Amortized Inference of Neuron Parameters on Analog Neuromorphic Hardware
Jakob Kaiser, Eric Müller, Johannes Schemmel
TL;DR
This work tackles parameter inference for seven adaptive exponential integrate-and-fire neuron parameters on analog neuromorphic hardware using amortized simulation-based inference. It compares two feature extraction strategies—handcrafted statistics and a learned summary network—within a BayesFlow framework, showing that the summary network yields more focused posteriors and posterior predictive traces that better capture membrane dynamics. By constraining the parameter space with a binary classifier, the study efficiently targets moderate spike-count regimes and demonstrates that amortized inference can generalize across observations and hardware runs. The results support the viability of amortized SBI for parameterizing complex analog neuron circuits, while acknowledging calibration and temporal-noise challenges that warrant further work and extensions to diffusion-based models and electrophysiology data.
Abstract
Our work utilized a non-sequential simulation-based inference algorithm to provide an amortized neural density estimator, which approximates the posterior distribution for seven parameters of the adaptive exponential integrate-and-fire neuron model of the analog neuromorphic BrainScaleS-2 substrate.
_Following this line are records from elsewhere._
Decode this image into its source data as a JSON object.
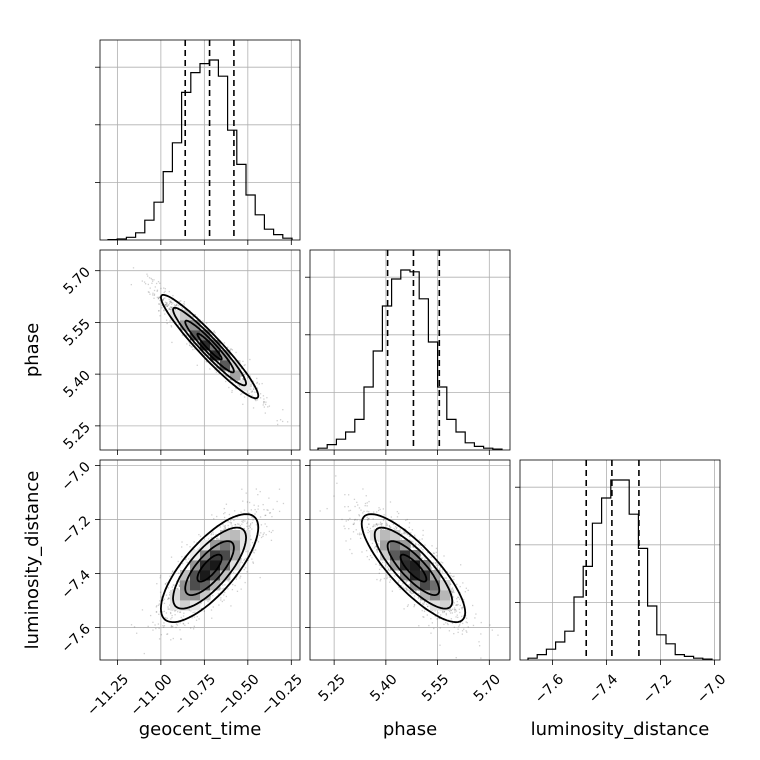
{
  "chart_data": {
    "type": "corner",
    "parameters": [
      {
        "name": "geocent_time",
        "label": "geocent_time",
        "range": [
          -11.35,
          -10.2
        ],
        "ticks": [
          -11.25,
          -11.0,
          -10.75,
          -10.5,
          -10.25
        ],
        "tick_labels": [
          "−11.25",
          "−11.00",
          "−10.75",
          "−10.50",
          "−10.25"
        ],
        "median": -10.72,
        "quantiles": [
          -10.86,
          -10.72,
          -10.58
        ],
        "histogram": [
          0.002,
          0.006,
          0.015,
          0.04,
          0.11,
          0.21,
          0.38,
          0.54,
          0.82,
          0.93,
          0.98,
          1.0,
          0.91,
          0.61,
          0.42,
          0.25,
          0.14,
          0.06,
          0.03,
          0.01
        ]
      },
      {
        "name": "phase",
        "label": "phase",
        "range": [
          5.18,
          5.76
        ],
        "ticks": [
          5.25,
          5.4,
          5.55,
          5.7
        ],
        "tick_labels": [
          "5.25",
          "5.40",
          "5.55",
          "5.70"
        ],
        "median": 5.48,
        "quantiles": [
          5.405,
          5.48,
          5.555
        ],
        "histogram": [
          0.01,
          0.03,
          0.06,
          0.1,
          0.17,
          0.35,
          0.55,
          0.8,
          0.95,
          1.0,
          0.99,
          0.84,
          0.6,
          0.35,
          0.17,
          0.1,
          0.04,
          0.02,
          0.01,
          0.005
        ]
      },
      {
        "name": "luminosity_distance",
        "label": "luminosity_distance",
        "range": [
          -7.72,
          -6.98
        ],
        "ticks": [
          -7.6,
          -7.4,
          -7.2,
          -7.0
        ],
        "tick_labels": [
          "−7.6",
          "−7.4",
          "−7.2",
          "−7.0"
        ],
        "median": -7.38,
        "quantiles": [
          -7.475,
          -7.38,
          -7.28
        ],
        "histogram": [
          0.01,
          0.03,
          0.06,
          0.1,
          0.16,
          0.35,
          0.52,
          0.76,
          0.9,
          1.0,
          1.0,
          0.81,
          0.62,
          0.3,
          0.14,
          0.09,
          0.03,
          0.02,
          0.01,
          0.005
        ]
      }
    ],
    "correlations": {
      "phase|geocent_time": -0.95,
      "luminosity_distance|geocent_time": 0.75,
      "luminosity_distance|phase": -0.82
    },
    "std": {
      "geocent_time": 0.14,
      "phase": 0.075,
      "luminosity_distance": 0.1
    },
    "contour_levels_sigma": [
      0.5,
      1.0,
      1.5,
      2.0
    ],
    "grid": true
  }
}
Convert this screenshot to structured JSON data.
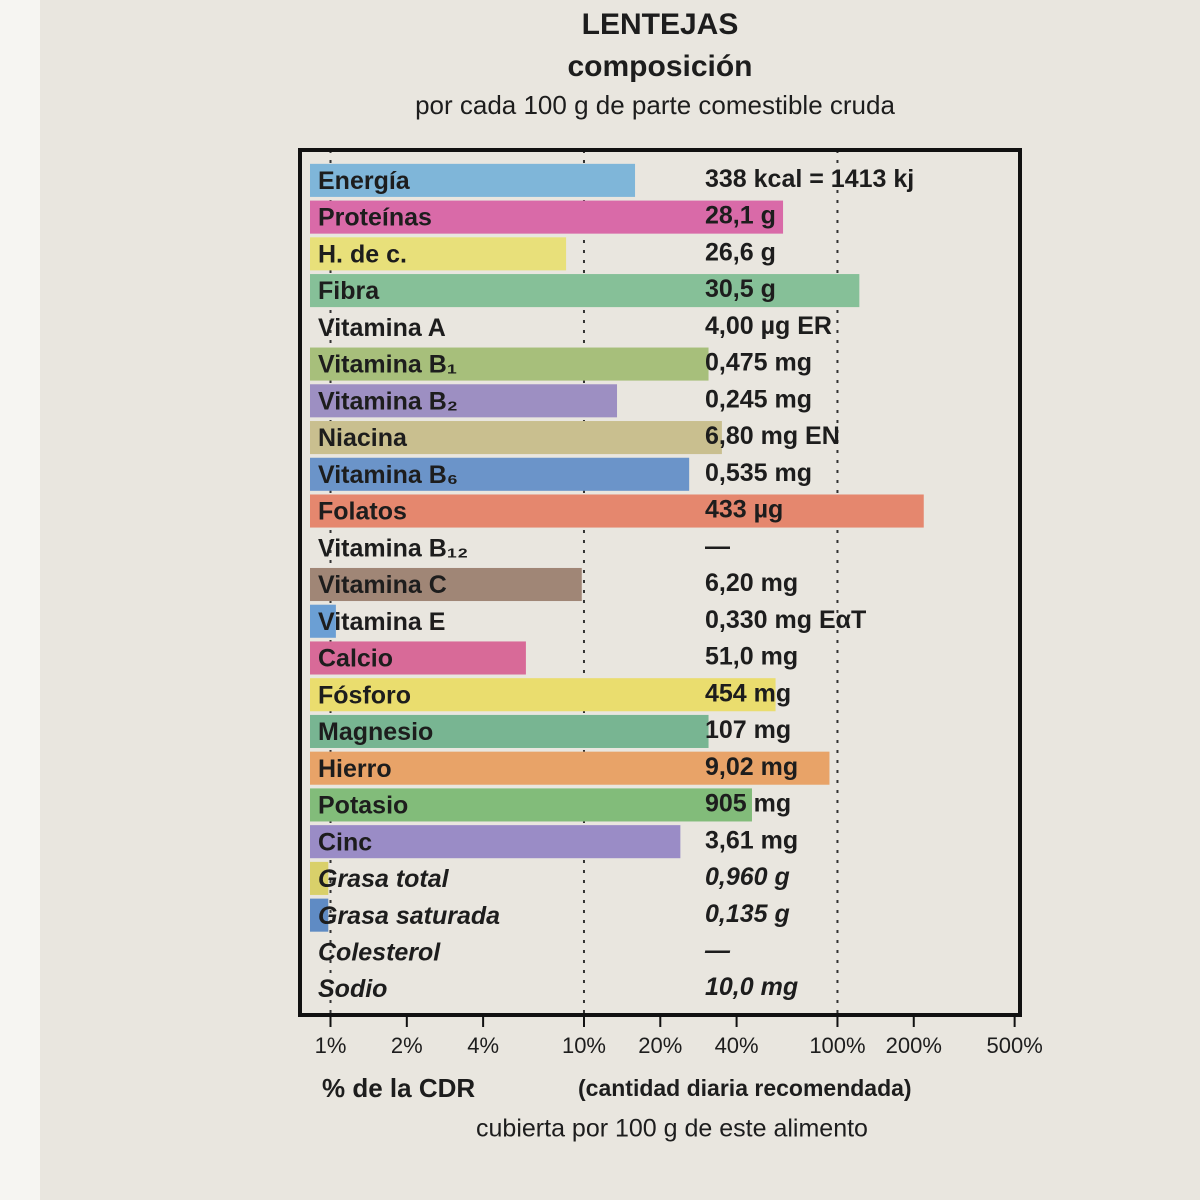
{
  "chart_data": {
    "type": "barh",
    "title": "LENTEJAS",
    "subtitle": "composición",
    "note": "por cada 100 g de parte comestible cruda",
    "xlabel": "% de la CDR",
    "xlabel_note": "(cantidad diaria recomendada)",
    "xlabel_sub": "cubierta por 100 g de este alimento",
    "log_x": true,
    "xlim": [
      0.83,
      525
    ],
    "xticks": [
      {
        "value": 1,
        "label": "1%"
      },
      {
        "value": 2,
        "label": "2%"
      },
      {
        "value": 4,
        "label": "4%"
      },
      {
        "value": 10,
        "label": "10%"
      },
      {
        "value": 20,
        "label": "20%"
      },
      {
        "value": 40,
        "label": "40%"
      },
      {
        "value": 100,
        "label": "100%"
      },
      {
        "value": 200,
        "label": "200%"
      },
      {
        "value": 500,
        "label": "500%"
      }
    ],
    "gridlines": [
      1,
      10,
      100
    ],
    "categories": [
      "Energía",
      "Proteínas",
      "H. de c.",
      "Fibra",
      "Vitamina A",
      "Vitamina B₁",
      "Vitamina B₂",
      "Niacina",
      "Vitamina B₆",
      "Folatos",
      "Vitamina B₁₂",
      "Vitamina C",
      "Vitamina E",
      "Calcio",
      "Fósforo",
      "Magnesio",
      "Hierro",
      "Potasio",
      "Cinc",
      "Grasa total",
      "Grasa saturada",
      "Colesterol",
      "Sodio"
    ],
    "amounts": [
      "338 kcal = 1413 kj",
      "28,1 g",
      "26,6 g",
      "30,5 g",
      "4,00 µg ER",
      "0,475 mg",
      "0,245 mg",
      "6,80 mg EN",
      "0,535 mg",
      "433 µg",
      "—",
      "6,20 mg",
      "0,330 mg EαT",
      "51,0 mg",
      "454 mg",
      "107 mg",
      "9,02 mg",
      "905 mg",
      "3,61 mg",
      "0,960 g",
      "0,135 g",
      "—",
      "10,0 mg"
    ],
    "values": [
      15.9,
      61,
      8.5,
      122,
      null,
      31,
      13.5,
      35,
      26,
      219,
      null,
      9.8,
      1.05,
      5.9,
      57,
      31,
      93,
      46,
      24,
      0.98,
      0.98,
      null,
      null
    ],
    "colors": [
      "#7fb6d9",
      "#d96aa8",
      "#e8e07a",
      "#86c098",
      null,
      "#a7bf7b",
      "#9d8fc2",
      "#c9bf8f",
      "#6b94c9",
      "#e5876e",
      null,
      "#a08676",
      "#6b9fd4",
      "#d86a98",
      "#eadd6e",
      "#78b592",
      "#e8a368",
      "#82bc7a",
      "#9a8cc6",
      "#d9d06a",
      "#5f8bc4",
      null,
      null
    ]
  }
}
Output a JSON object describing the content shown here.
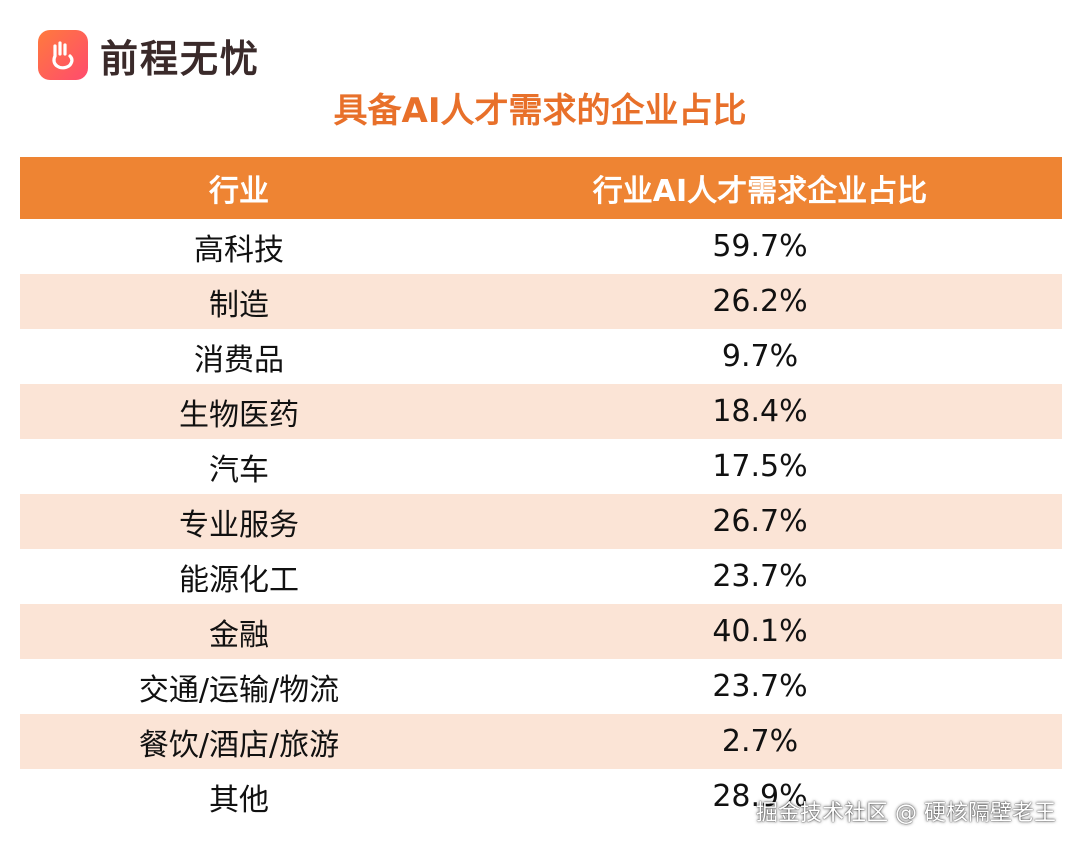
{
  "brand": {
    "name": "前程无忧",
    "logo_icon": "hand-icon",
    "accent_color": "#ee8433"
  },
  "title": "具备AI人才需求的企业占比",
  "chart_data": {
    "type": "table",
    "columns": [
      "行业",
      "行业AI人才需求企业占比"
    ],
    "rows": [
      {
        "industry": "高科技",
        "value": "59.7%"
      },
      {
        "industry": "制造",
        "value": "26.2%"
      },
      {
        "industry": "消费品",
        "value": "9.7%"
      },
      {
        "industry": "生物医药",
        "value": "18.4%"
      },
      {
        "industry": "汽车",
        "value": "17.5%"
      },
      {
        "industry": "专业服务",
        "value": "26.7%"
      },
      {
        "industry": "能源化工",
        "value": "23.7%"
      },
      {
        "industry": "金融",
        "value": "40.1%"
      },
      {
        "industry": "交通/运输/物流",
        "value": "23.7%"
      },
      {
        "industry": "餐饮/酒店/旅游",
        "value": "2.7%"
      },
      {
        "industry": "其他",
        "value": "28.9%"
      }
    ]
  },
  "watermark": "掘金技术社区 @ 硬核隔壁老王"
}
We constrained the large parameter space by training a binary classifier to predict parameter combinations yielding observations in regimes of interest, i.e. moderate spike counts. We compared two neural density estimators: one using handcrafted summary statistics and one using a summary network trained in combination with the neural density estimator. The summary network yielded a more focused posterior and generated posterior predictive traces that accurately captured the membrane potential dynamics. When using handcrafted summary statistics, posterior predictive traces match the included features but show deviations in the exact dynamics. The posteriors showed signs of bias and miscalibration but were still able to yield posterior predictive samples that were close to the target observations on which the posteriors were constrained. Our results validate amortized simulation-based inference as a tool for parameterizing analog neuron circuits.